Beatles tribute act use SSL Live L500s for sold-out arena show
The Analogues' FOH engineer Remko Luijten and monitor engineer Ger Arts are both using SSL Live L500 consoles supplied by Dutch rental company Peak Audio.
The Analogues' FOH engineer Remko Luijten and monitor engineer Ger Arts are both using SSL Live L500 consoles, supplied by Dutch rental company Peak Audio.
The Analogues' aim is to recreate the last six studio albums of The Beatles using the same instruments, amplifiers and arrangements, complete with strings and horns - all played live.

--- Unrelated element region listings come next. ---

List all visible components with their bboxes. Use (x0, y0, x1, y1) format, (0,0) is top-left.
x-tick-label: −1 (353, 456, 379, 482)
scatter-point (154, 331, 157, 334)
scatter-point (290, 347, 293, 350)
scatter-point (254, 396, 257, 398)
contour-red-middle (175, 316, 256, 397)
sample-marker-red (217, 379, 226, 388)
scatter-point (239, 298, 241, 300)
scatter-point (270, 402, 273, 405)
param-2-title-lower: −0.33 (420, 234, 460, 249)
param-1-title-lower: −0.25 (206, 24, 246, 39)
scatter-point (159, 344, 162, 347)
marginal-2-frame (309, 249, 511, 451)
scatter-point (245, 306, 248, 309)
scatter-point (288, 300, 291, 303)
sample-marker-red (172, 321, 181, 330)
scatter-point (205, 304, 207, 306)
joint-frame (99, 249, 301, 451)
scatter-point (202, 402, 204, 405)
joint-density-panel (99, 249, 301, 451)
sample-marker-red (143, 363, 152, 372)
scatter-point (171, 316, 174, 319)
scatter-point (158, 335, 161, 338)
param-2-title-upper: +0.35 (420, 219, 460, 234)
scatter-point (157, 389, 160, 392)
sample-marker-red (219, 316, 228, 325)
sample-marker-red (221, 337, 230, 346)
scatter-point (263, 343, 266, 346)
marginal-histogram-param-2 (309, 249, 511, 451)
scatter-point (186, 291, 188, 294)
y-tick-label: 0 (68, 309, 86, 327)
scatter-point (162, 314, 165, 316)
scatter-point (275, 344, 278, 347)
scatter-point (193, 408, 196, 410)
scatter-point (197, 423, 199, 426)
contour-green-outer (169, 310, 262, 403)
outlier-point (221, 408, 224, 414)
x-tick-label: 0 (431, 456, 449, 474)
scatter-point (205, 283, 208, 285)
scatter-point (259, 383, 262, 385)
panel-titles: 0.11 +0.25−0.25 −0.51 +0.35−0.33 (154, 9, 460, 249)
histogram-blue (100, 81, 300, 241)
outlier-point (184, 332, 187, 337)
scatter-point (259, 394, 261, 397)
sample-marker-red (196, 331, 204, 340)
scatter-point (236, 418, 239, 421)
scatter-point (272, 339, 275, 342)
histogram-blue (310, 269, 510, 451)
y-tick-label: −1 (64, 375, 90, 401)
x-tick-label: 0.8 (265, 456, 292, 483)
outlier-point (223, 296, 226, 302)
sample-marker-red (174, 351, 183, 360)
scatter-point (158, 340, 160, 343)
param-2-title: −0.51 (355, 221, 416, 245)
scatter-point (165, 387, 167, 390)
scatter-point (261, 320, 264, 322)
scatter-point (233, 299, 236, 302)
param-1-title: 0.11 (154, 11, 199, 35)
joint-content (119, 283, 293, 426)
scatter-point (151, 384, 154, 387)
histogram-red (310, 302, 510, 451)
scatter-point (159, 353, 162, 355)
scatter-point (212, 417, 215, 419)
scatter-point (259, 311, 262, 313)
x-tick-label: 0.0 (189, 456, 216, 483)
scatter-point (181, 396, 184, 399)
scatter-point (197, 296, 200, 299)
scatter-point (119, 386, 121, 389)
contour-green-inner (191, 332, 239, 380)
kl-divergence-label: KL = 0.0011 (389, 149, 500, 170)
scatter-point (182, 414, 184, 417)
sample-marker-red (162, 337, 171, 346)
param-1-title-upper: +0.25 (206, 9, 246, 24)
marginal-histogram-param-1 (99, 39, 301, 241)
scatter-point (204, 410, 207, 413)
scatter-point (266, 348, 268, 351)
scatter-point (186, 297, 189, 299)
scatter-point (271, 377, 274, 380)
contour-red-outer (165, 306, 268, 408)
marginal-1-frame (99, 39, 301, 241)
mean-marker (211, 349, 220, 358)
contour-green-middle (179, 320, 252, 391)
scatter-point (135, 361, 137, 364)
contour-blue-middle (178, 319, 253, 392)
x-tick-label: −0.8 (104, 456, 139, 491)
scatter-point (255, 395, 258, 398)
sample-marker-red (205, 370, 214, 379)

They've already managed to track down and restore period instruments from all over the world, such as a rare Lowrey Heritage Deluxe Organ, as used on the introduction to Lucy In The Sky With Diamonds.
To date, the band have performed Sgt. Pepper's Lonely Hearts Club Band and Magical Mystery Tour and will start touring The White Album from January 2018.
They recently celebrated the 50th anniversary of the release of Sgt. Pepper with a sold-out show at the 17,000-seat Amsterdam Ziggo Dome.
The event saw complete performances of both Sgt Pepper and Magical Mystery Tour, with an additional SSL L500 - operated by Sydney van Gastel deployed to accomodate a range of special guest performers on the night.
"The Beatles never had to play these songs live and so had far fewer problems with crosstalk or feedback to deal with," said Luijten. "For example, we didn't want any screens on stage, so the drum kit is not isolated. And the strings are right behind it.
"Even this was not an insurmountable problem for the team. They settled on a piezoelectric contact element and microphone combination, using the piezo for the bulk of the sound with the microphone signal blended in. Even only two meters behind a drum kit, it works, which is nice"
The main thing about the SSL Live L500 is obviously the sound
- Remko Luijten
The Analogue's extensive instrument collection and additional ensemble members mean that the input count for any normal show uses four 32-input SSL SuperAnalogue Stageracks, while the Ziggodome special added another rack to accommodate guests and additional ensemble.
"Normally we have around 100 to 110 inputs," said Luijten. "There are a lot of vocal positions for each musician, a lot of instruments that are only used for one song, and of course we have an orchestra and the percussionist.
"For every vocal I have a four-band dynamic EQ. Those old mics are really sensitive to the proximity effect, so the SSL dynamic EQ kicks in when needed and does a great job.
"One of the main effects I use is the SSL Tape Delay of course. I have it set up on a macro key so I can bring it up on screen with one button press and easily edit it."
Luijten says that he trialled a few different consoles, spending a day with each one, but chose the SSL Live L500 in the end.
"The main thing about this console is obviously the sound," he said. "They were all good, but this one really stood out - and that's the most important thing for us."